Philipse: „Waarom zou je een bron van zintuiglijke waarneming opgeven en inruilen voor de kenbron van openbaring die zo veel problemen oplevert? De waarneming geeft samenhangende informatie over de werkelijkheid, maar openbaringen leveren alleen maar tegenstrijdige antwoorden op. En stel: als het christendom waar is, hoe komt het dan dat de Vadergod zich niet openbaart aan álle schepselen? Waarom zou een liefhebbende Vadergod zich verborgen houden voor zo veel van zijn kinderen?”
Van den Brink: „Maar is dat een reden om alle openbaring weg te zetten? Dat doet uzelf ook niet ten aanzien van alle wonderen. Ik vind dat je elke openbaring op haar eigen merites moet beoordelen. Ik zeg niet dat we het bestaan van God kunnen bewijzen, maar 2000 jaar christendom heeft laten zien dat deze religie een levensbeschouwing is die zich over de gehele wereld heeft verspreid en een heilzame invloed gaf op de wereld en de samenleving. Denk aan de vruchten van gelijkheid, mensenrechten en naastenliefde.”

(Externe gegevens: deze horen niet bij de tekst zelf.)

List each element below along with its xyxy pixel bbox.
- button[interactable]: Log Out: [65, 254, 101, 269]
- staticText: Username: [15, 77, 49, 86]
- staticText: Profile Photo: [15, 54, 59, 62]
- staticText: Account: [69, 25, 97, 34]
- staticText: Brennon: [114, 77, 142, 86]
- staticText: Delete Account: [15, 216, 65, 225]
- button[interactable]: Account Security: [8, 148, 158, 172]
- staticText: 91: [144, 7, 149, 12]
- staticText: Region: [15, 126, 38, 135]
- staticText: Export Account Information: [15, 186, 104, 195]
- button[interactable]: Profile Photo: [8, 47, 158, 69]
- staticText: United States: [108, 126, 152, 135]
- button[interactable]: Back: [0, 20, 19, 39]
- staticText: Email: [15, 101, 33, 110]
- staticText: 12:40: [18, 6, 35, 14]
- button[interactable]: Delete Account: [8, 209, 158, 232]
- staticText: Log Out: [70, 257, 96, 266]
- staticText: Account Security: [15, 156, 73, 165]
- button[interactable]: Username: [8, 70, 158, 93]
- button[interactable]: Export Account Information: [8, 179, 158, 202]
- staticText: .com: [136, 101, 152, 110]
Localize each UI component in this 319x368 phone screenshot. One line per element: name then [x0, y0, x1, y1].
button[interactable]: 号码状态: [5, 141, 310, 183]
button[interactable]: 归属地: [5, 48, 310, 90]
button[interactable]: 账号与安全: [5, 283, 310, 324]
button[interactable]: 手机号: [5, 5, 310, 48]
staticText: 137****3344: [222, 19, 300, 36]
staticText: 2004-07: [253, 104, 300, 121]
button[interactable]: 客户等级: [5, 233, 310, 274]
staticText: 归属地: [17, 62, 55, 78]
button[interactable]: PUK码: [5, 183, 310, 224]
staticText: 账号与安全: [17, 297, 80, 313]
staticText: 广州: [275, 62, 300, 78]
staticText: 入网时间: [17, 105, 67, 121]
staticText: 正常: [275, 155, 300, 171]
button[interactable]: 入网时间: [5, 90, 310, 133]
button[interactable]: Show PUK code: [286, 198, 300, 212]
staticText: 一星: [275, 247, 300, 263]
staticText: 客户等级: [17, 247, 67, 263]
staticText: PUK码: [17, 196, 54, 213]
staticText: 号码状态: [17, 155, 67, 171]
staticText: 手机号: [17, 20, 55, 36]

Philipse: „Dat zou kunnen, maar is de kenbron daarvan daarom betrouwbaar? Als ik zie hoe er met openbaringen is geknoeid, alleen al in de geschiedenis van het christendom en de vorming van de canon, waarbij onwelgevallige openbaringen als ketters ter zijde werden geschoven. Bovendien bevat het Oude Testament allerlei uiterst immorele goddelijk geopenbaarde geboden, zoals het gebod om lastige zonen buiten de stadspoort te stenigen (Deuteronomium 21:18-21) of het gebod om homoseksuelen die geslachtsgemeenschap hebben, ter dood te brengen (Leviticus 20). Ik erken dat het christendom appelleert aan behoeften van mensen die elders te weinig voldoening vinden, maar dat geeft geen garantie van waarheid. Een voorbeeld: je kunt het geloof in een straffende God opvatten als een goedkoop middel dat mensen van misdaad weerhoudt, zodat een streng politiesysteem niet nodig is. Maar heb je daarmee een bewijs voor de waarheid ervan gegeven?”
Leert prof. Philipse niet een reductionistisch werkelijkheidsbegrip: er is alleen deze werkelijkheid en alleen de zintuiglijke waarneming geldt als kennisbron?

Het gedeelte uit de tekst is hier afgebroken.